The festival has opened with an homage to Camp Thiaroye, with the animated film L'Ami y a Bon by Rachid Bouchareb which remembers the massacre of the senegalese tiralleurs at the end of WWII, brutally repressed as they were demanding the promised pay for their committment in the french army. The inauguration evening dedicated also an homage to the father of senegalese cinema, Ousmane Sembene, who first has started to use the camera as an instrument for denounce and call for human rights. The first african short film, Borom Sarret was screened together with the film La Noire de... still incredibly contemporary in portraying the contrast between the dreams of the journey towards Europe and the reality of life once arrived between prejudices and failed recognition. The film was very emotionally received by the audience as it reflects a real story and the main protagonist portrayed in the film Dioanna was known in the community among the elders who remember her tragic journey towards the Cote Azur.  




Other films dedicated to the theme of migration in the festival were the premiere of La Pirogue by Moussa Tourè, presented this year in Cannes in the section Un Certain Regard and already pluri-awarded at international festivals. The film was screened in Thiaroye on saturday 8th december as a national premiere. A sort of african Titanic, the film is a important reflection on the human sacrifice that the young senegalese face to reach the dream of Europe, pushed by the lack of work and realisation here. The film was viewed by an audience of youth themselves too enchanted with the dream of taking the boat towards Europe: informal debate after the film revealed that the film viewing have been a real eye opening experiences. Especially as this was introduced a few nights before by Life in the City by Abdoulaye Gaye, that truly depicts what is the life of illegal migrant youths from Senegal in Italy, surviving with no documents through everyday difficulties sometimes even tempted by non legal means for survival. The issue of Barça ou Barsakh (the dream of Europe or death) was also addressed by a small theatre piece on the tragic loss of the son by a mother who discover he has drown in the sea during the passage.

Friday 7 december was instead dedicated to the children, with a conference – theatrical rappresentation on Talibe by the troupe teatral Daara Dunya of Thiaroye, which critically engaged with the trait and the exploitation of street children. The theatre group is an initiative created with the purpose of recuperation of Talibe children and associate performance and music for positively engage street children whilst critically addressing the conditions that brings the children on the street, as well as the abuses by whom take advantage of them. 

Children as well as environmental issues were addressed through the film Mbeubeus by Simona Risi, on the children who collect and recycle garbage from Mbeubeus, the biggest garbage dump of the banlieue. Youth and children recognised themselves in the film as many of them have either ‘worked’ or played in the surrounding.

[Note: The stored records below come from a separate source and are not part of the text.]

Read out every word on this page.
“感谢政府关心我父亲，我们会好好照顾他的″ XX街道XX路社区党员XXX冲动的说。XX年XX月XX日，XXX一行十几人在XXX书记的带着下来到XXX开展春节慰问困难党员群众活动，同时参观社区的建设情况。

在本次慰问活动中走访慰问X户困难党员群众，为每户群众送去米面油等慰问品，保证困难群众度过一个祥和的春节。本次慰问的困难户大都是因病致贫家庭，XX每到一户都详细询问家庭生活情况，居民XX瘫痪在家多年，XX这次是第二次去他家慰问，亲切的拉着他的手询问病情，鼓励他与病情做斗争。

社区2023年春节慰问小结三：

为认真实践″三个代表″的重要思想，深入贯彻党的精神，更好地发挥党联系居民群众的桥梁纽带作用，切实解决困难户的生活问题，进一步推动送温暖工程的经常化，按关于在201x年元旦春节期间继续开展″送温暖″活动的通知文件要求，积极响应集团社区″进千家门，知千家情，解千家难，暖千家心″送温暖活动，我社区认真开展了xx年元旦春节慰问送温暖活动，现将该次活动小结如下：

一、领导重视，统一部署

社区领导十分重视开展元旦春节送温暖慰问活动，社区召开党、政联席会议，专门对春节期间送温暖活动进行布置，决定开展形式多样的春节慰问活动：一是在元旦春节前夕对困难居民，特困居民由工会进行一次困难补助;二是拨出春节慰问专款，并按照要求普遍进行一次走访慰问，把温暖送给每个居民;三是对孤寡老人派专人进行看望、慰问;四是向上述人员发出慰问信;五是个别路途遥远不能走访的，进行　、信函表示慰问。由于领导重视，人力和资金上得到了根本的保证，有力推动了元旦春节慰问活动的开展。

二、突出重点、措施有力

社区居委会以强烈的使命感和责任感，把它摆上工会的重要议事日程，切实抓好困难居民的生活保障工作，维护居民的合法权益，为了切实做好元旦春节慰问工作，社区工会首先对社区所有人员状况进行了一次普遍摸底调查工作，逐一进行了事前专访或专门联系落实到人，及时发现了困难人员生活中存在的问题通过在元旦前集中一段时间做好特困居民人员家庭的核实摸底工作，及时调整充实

Special events were also organised in collaboration with Puma.Creative, with the screening of  the short Films 4 Peace, beautiful interpretations through video-arts on peace and the environment by 11 artists of different parts of the world and with the Brasilian Embassy in Dakar, which has brought to the festival the afro-brasilian drumming of Sambaobab and the film Favela Rising, on the power of the afro-reggae music as a form of resistance against violence and drug in the brasilian favelas.